CBC News has learned Cliffs Natural Resources is not locked into its decision to build a smelter near Sudbury.
Documents obtained through Freedom of Information reveal the American company’s plans to shop around for the best deal on electricity prices and tax rates.
In an e-mail to his colleagues, Bill Thornton with the Ministry of Northern Development and Mines recapped some "confidential highlights" from a 2011 meeting with Cliffs.
"Not mentioned in the document [Cliffs' base case] is the fact that Cliffs will also examine whether other jurisdictions outside of Ontario offer better costs (sic) advantages for locating their ferrochrome production facility."
A slide from a Minister’s office briefing from Dec. 16, 2011 labelled "confidential draft for discussion" said: "Cliffs base case scenario has identified a potential site north of Sudbury (Capreol) but intelligence suggests that Quebec has been aggressively lobbying for a site near Becancour where there is an existing industrial complex supporting aluminum production."
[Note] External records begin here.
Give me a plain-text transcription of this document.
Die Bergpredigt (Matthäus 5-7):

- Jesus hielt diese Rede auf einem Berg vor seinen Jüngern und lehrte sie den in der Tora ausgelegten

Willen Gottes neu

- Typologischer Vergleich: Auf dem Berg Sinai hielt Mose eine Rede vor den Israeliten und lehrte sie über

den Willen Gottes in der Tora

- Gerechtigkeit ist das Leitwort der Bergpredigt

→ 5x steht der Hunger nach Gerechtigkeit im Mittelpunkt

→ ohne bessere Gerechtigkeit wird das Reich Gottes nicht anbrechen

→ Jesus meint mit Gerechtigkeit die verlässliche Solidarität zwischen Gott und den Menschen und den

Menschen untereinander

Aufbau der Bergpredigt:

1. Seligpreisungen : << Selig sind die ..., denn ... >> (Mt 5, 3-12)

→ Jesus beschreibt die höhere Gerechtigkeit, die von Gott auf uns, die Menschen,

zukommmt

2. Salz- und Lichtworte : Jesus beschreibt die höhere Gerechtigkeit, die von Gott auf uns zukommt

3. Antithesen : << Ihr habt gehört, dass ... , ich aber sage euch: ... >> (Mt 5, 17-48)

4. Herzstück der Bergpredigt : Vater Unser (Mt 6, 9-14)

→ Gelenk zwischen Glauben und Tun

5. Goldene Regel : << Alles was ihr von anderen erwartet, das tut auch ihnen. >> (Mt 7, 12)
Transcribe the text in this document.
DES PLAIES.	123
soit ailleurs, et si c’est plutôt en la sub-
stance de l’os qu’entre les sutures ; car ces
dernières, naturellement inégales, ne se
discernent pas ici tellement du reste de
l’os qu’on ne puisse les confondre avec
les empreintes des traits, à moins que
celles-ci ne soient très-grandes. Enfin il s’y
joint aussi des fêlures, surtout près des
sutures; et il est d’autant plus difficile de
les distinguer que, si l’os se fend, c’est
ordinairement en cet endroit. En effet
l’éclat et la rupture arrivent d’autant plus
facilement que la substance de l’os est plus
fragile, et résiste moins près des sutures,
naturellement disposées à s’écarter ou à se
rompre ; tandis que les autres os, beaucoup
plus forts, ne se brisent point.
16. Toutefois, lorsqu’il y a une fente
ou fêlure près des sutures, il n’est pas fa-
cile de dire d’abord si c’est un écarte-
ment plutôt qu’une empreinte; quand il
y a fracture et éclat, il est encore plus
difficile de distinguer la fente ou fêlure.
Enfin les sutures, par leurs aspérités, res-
Ontario 'location of choice'
Earlier this year, the province signed a deal with Cliffs for the smelter. But ministry officials now say the details still aren’t finalized.
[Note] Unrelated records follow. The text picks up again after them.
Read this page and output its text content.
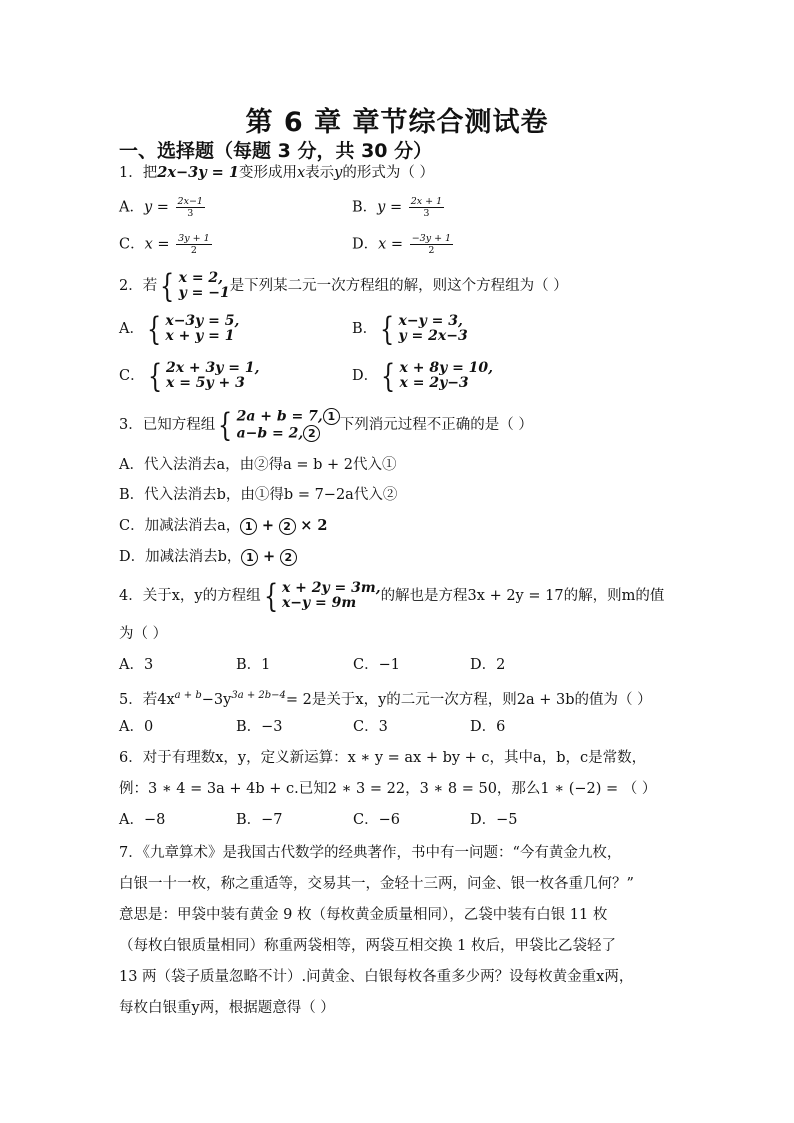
第 6 章 章节综合测试卷
一、选择题（每题 3 分，共 30 分）
1．把2x−3y = 1变形成用x表示y的形式为（ ）
A．$y = \frac{2x-1}{3}$	B．$y = \frac{2x + 1}{3}$
C．$x = \frac{3y + 1}{2}$	D．$x = \frac{-3y + 1}{2}$
2．若 { x = 2,
y = −1 是下列某二元一次方程组的解，则这个方程组为（ ）
A． { x−3y = 5,
x + y = 1	B． { x−y = 3,
y = 2x−3
C． { 2x + 3y = 1,
x = 5y + 3	D． { x + 8y = 10,
x = 2y−3
3．已知方程组 { 2a + b = 7, 1
a−b = 2, 2
下列消元过程不正确的是（ ）
A．代入法消去a，由②得a = b + 2代入①
B．代入法消去b，由①得b = 7−2a代入②
C．加减法消去a， 1 + 2 × 2
D．加减法消去b， 1 + 2
4．关于x，y的方程组 { x + 2y = 3m,
x−y = 9m	的解也是方程3x + 2y = 17的解，则m的值
为（ ）
A．3	B．1	C．−1	D．2
5．若$4x^{a + b}-3y^{3a + 2b-4}= 2$是关于x，y的二元一次方程，则2a + 3b的值为（ ）
A．0	B．−3	C．3	D．6
6．对于有理数x，y，定义新运算：x ∗ y = ax + by + c，其中a，b，c是常数，
例：3 ∗ 4 = 3a + 4b + c.已知2 ∗ 3 = 22，3 ∗ 8 = 50，那么1 ∗ (−2) = （ ）
A．−8	B．−7	C．−6	D．−5
7．《九章算术》是我国古代数学的经典著作，书中有一问题：“今有黄金九枚，
白银一十一枚，称之重适等，交易其一，金轻十三两，问金、银一枚各重几何？”
意思是：甲袋中装有黄金 9 枚（每枚黄金质量相同），乙袋中装有白银 11 枚
（每枚白银质量相同）称重两袋相等，两袋互相交换 1 枚后，甲袋比乙袋轻了
13 两（袋子质量忽略不计）.问黄金、白银每枚各重多少两？设每枚黄金重x两，
每枚白银重y两，根据题意得（ ）
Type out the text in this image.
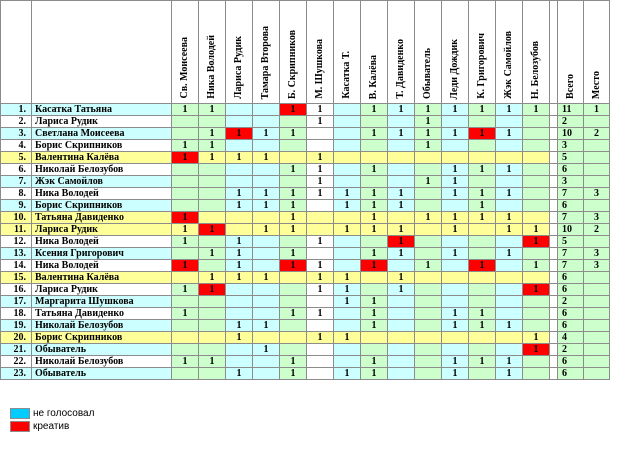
		Св. Моисеева	Ника Володей	Лариса Рудик	Тамара Второва	Б. Скрипников	М. Шушкова	Касатка Т.	В. Калёва	Т. Давиденко	Обыватель	Леди Дождик	К. Григорович	Жэк Самойлов	Н. Белозубов		Всего	Место

1.	Касатка Татьяна	1	1			1	1		1	1	1	1	1	1	1		11	1
2.	Лариса Рудик						1				1						2	
3.	Светлана Моисеева		1	1	1	1			1	1	1	1	1	1			10	2
4.	Борис Скрипников	1	1								1						3	
5.	Валентина Калёва	1	1	1	1		1										5	
6.	Николай Белозубов					1	1		1			1	1	1			6	
7.	Жэк Самойлов						1				1	1					3	
8.	Ника Володей			1	1	1	1	1	1	1		1	1	1			7	3
9.	Борис Скрипников			1	1	1		1	1	1			1				6	
10.	Татьяна Давиденко	1				1			1		1	1	1	1			7	3
11.	Лариса Рудик	1	1		1	1		1	1	1		1		1	1		10	2
12.	Ника Володей	1		1			1			1					1		5	
13.	Ксения Григорович		1	1		1			1	1		1		1			7	3
14.	Ника Володей	1		1		1	1		1		1		1		1		7	3
15.	Валентина Калёва		1	1	1		1	1		1							6	
16.	Лариса Рудик	1	1				1	1		1					1		6	
17.	Маргарита Шушкова							1	1								2	
18.	Татьяна Давиденко	1				1	1		1			1	1				6	
19.	Николай Белозубов			1	1				1			1	1	1			6	
20.	Борис Скрипников			1			1	1							1		4	
21.	Обыватель				1										1		2	
22.	Николай Белозубов	1	1			1			1			1	1	1			6	
23.	Обыватель			1		1		1	1			1		1			6	
не голосовал
креатив
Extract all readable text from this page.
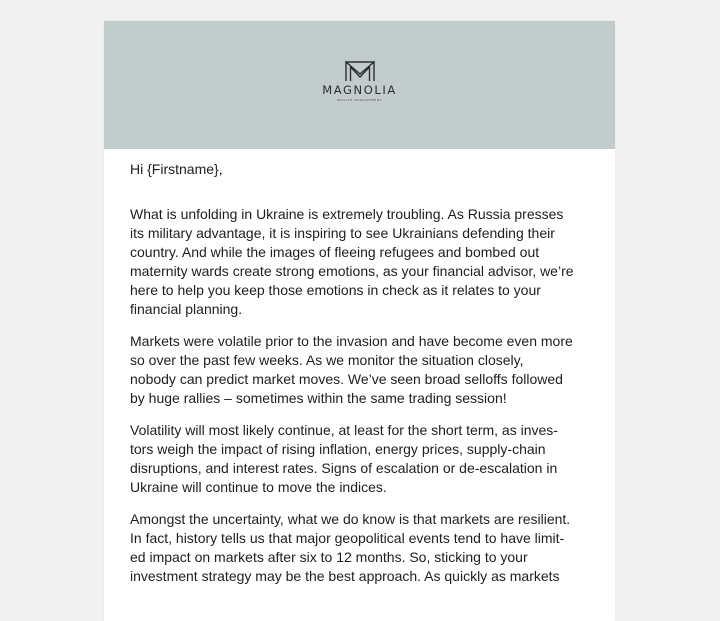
MAGNOLIA
WEALTH MANAGEMENT

Hi {Firstname},

What is unfolding in Ukraine is extremely troubling. As Russia presses
its military advantage, it is inspiring to see Ukrainians defending their
country. And while the images of fleeing refugees and bombed out
maternity wards create strong emotions, as your financial advisor, we’re
here to help you keep those emotions in check as it relates to your
financial planning.

Markets were volatile prior to the invasion and have become even more
so over the past few weeks. As we monitor the situation closely,
nobody can predict market moves. We’ve seen broad selloffs followed
by huge rallies – sometimes within the same trading session!

Volatility will most likely continue, at least for the short term, as inves-
tors weigh the impact of rising inflation, energy prices, supply-chain
disruptions, and interest rates. Signs of escalation or de-escalation in
Ukraine will continue to move the indices.

Amongst the uncertainty, what we do know is that markets are resilient.
In fact, history tells us that major geopolitical events tend to have limit-
ed impact on markets after six to 12 months. So, sticking to your
investment strategy may be the best approach. As quickly as markets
"In May of this year, we were delighted that Ontario secured a $3.3 billion investment from Cliffs, who will mine chromite ore and build a ferrochrome processing facility in Northern Ontario," a ministry spokesperson wrote in an email to CBC News this week.
"Cliffs indicated that, overall, Ontario was the location of choice for the facility for a number of reasons, including the geographical proximity (transportation) to the mine site," Laura Blondeau wrote. "The province is currently in discussion with Cliffs on a number of areas, including electricity costs, and is working to finalize many aspects of the arrangement that would bring this proposed project to our province."